I go somewhere at night where there are lights -- you know, Christmas lights, street lights, traffic lights, house lights, mall lights, flashlights, business lights -- even the moon.

Then I take a picture of the lights. A long one. That's it! Well, that's almost it. While the camera is open for a few seconds of exposure, I move the camera.

But move isn't quite the word for it. I, well (don't tell anybody!) sort of, you know, dance with the camera. Luckily, I'm always in the dark, so nobody sees.

I dance with the camera in the presence of light.

And when I move it, the camera dances with light. The results are image after image of lighted lines sweeping across the frame, swooping and swirling, spraying, wavering, surging, dropping off. Every line is the result of a movement I made -- moving the paper (the camera) while holding the pens (the lights) still. Every line is a drawing.

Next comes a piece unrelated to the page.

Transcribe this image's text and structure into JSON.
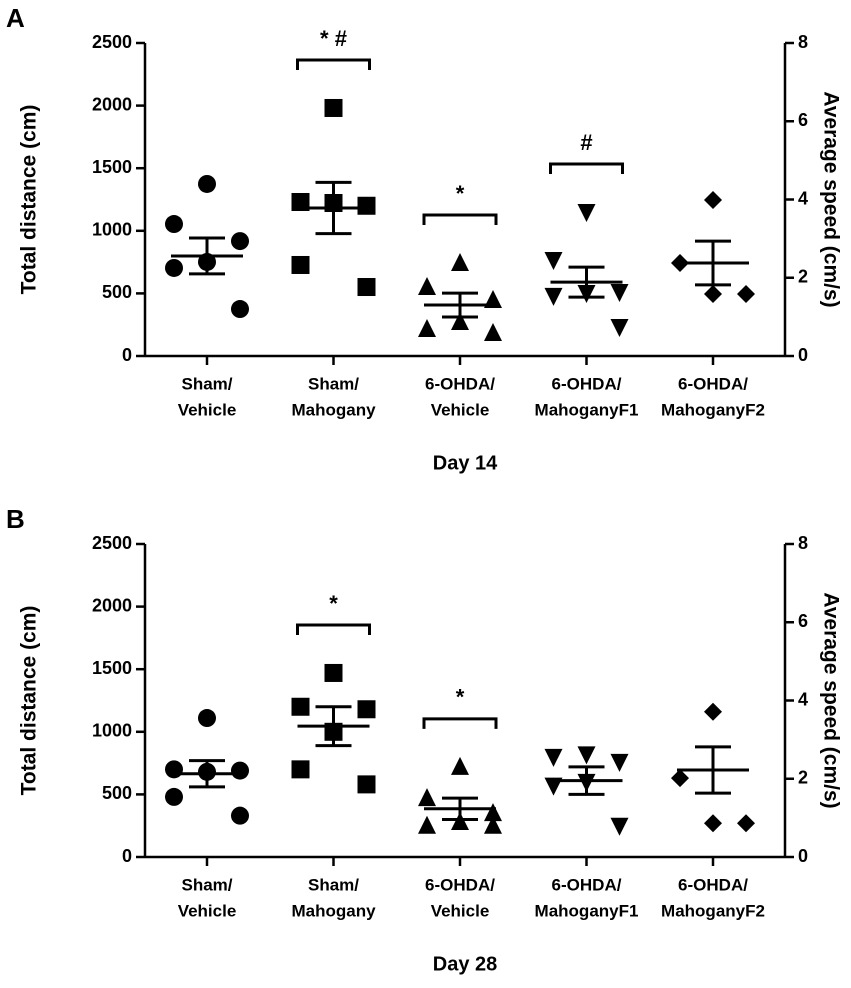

It is a humbling process, marked by an almost unending succession of failures. But in that 'almost' are the gems that make the hundreds of dances worthwhile. Sometimes a mess of a picture will have one corner with real life in it.

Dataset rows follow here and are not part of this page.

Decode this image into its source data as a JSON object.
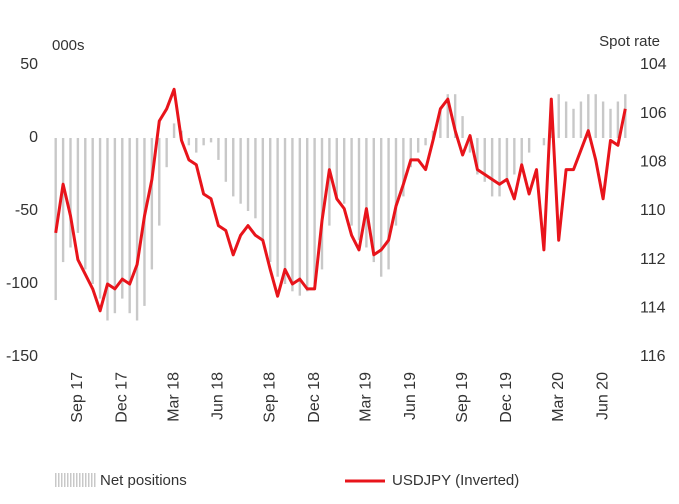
{
  "chart_data": {
    "type": "bar-line",
    "ylabel": "000s",
    "y2label": "Spot rate",
    "categories": [
      null,
      null,
      null,
      "Sep 17",
      null,
      null,
      null,
      null,
      null,
      "Dec 17",
      null,
      null,
      null,
      null,
      null,
      null,
      "Mar 18",
      null,
      null,
      null,
      null,
      null,
      "Jun 18",
      null,
      null,
      null,
      null,
      null,
      null,
      "Sep 18",
      null,
      null,
      null,
      null,
      null,
      "Dec 18",
      null,
      null,
      null,
      null,
      null,
      null,
      "Mar 19",
      null,
      null,
      null,
      null,
      null,
      "Jun 19",
      null,
      null,
      null,
      null,
      null,
      null,
      "Sep 19",
      null,
      null,
      null,
      null,
      null,
      "Dec 19",
      null,
      null,
      null,
      null,
      null,
      null,
      "Mar 20",
      null,
      null,
      null,
      null,
      null,
      "Jun 20",
      null,
      null,
      null
    ],
    "series": [
      {
        "name": "Net positions",
        "type": "bar",
        "color": "#c8c8c8",
        "values": [
          -111,
          -85,
          -75,
          -65,
          -90,
          -100,
          -110,
          -125,
          -120,
          -110,
          -120,
          -125,
          -115,
          -90,
          -60,
          -20,
          10,
          5,
          -5,
          -10,
          -5,
          -3,
          -15,
          -30,
          -40,
          -45,
          -50,
          -55,
          -70,
          -85,
          -95,
          -100,
          -105,
          -108,
          -105,
          -100,
          -90,
          -60,
          -40,
          -45,
          -60,
          -70,
          -75,
          -85,
          -95,
          -90,
          -60,
          -40,
          -20,
          -10,
          -5,
          5,
          20,
          30,
          30,
          15,
          -10,
          -25,
          -30,
          -40,
          -40,
          -30,
          -25,
          -20,
          -10,
          0,
          -5,
          20,
          30,
          25,
          20,
          25,
          30,
          30,
          25,
          20,
          25,
          30
        ]
      },
      {
        "name": "USDJPY (Inverted)",
        "type": "line",
        "axis": "y2",
        "color": "#e8141b",
        "values": [
          110.9,
          108.9,
          110.2,
          112.0,
          112.6,
          113.2,
          114.1,
          113.0,
          113.2,
          112.8,
          113.0,
          112.2,
          110.2,
          108.7,
          106.3,
          105.8,
          105.0,
          107.1,
          107.9,
          108.1,
          109.3,
          109.5,
          110.6,
          110.8,
          111.8,
          111.0,
          110.6,
          111.0,
          111.2,
          112.4,
          113.5,
          112.4,
          113.0,
          112.8,
          113.2,
          113.2,
          110.4,
          108.3,
          109.5,
          109.9,
          111.0,
          111.6,
          109.9,
          111.8,
          111.6,
          111.2,
          109.8,
          108.9,
          107.9,
          107.9,
          108.3,
          107.1,
          105.8,
          105.4,
          106.7,
          107.7,
          106.9,
          108.3,
          108.5,
          108.7,
          108.9,
          108.7,
          109.5,
          108.1,
          109.3,
          108.3,
          111.6,
          105.4,
          111.2,
          108.3,
          108.3,
          107.5,
          106.7,
          107.9,
          109.5,
          107.1,
          107.3,
          105.8
        ]
      }
    ],
    "ylim": [
      -150,
      50
    ],
    "yticks": [
      -150,
      -100,
      -50,
      0,
      50
    ],
    "y2lim": [
      116,
      104
    ],
    "y2ticks": [
      104,
      106,
      108,
      110,
      112,
      114,
      116
    ],
    "grid": false,
    "legend": "bottom"
  }
}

I look for those images, and those odd corners, where the camera captured something I could not dream of making -- something I did not recognize until I saw it. I take those few images, cherish them, and work with them.

Sometimes, I just leave a good image alone. Sometimes I mirror an image onto itself, to make a double or quadruple image -- producing a kaleidoscopic effect. Once in a while, two images will speak to each other, and I will combine them.

Often, I just try to get inside some image that I find fascinating. And it gets inside me. It will wake me in the morning so that, before I open my eyes, I see a way to use the image. (Most of these experiments fail, but some are magical.)

I look for images that suggest the excitement I felt when dancing with the lights, the exuberance of doing something for the joy of it, not knowing how it would come out -- and not caring. Just having (I hesitate to admit this) fun.

And once in a while, in perhaps one out of a hundred images, I find what i didn't realize I was looking for -- a hint, a suggestion, a glimpse of a way of representing what it feels like to be alive in a body on this amazing earth, in those moments when you feel the incredible energy of the universe pouring through you, and through all things, interconnecting everything, interpenetrating everything, sustaining the vibrant reality that underlies all experience and makes existence possible.

But I could never say that, because it would sound even more ridiculous than I must look waving that camera around.

You won't tell anyone, will you?


--Gerald Grow

Auditory and Kinesthetic Images

December 25th, 2013

Auditory and Kinesthetic Images

I sometimes think I use visual images to evoke auditory and kinesthetic experience. While the eye can see space as empty and objects as alienated by an uncrossable distance, in music and bodily feeling everything is filled with energy, vibration, sensation, presence, mystery, touch, and often a root-level physiological joy that comes from the surprise of discovering the world after it has arrived inside you.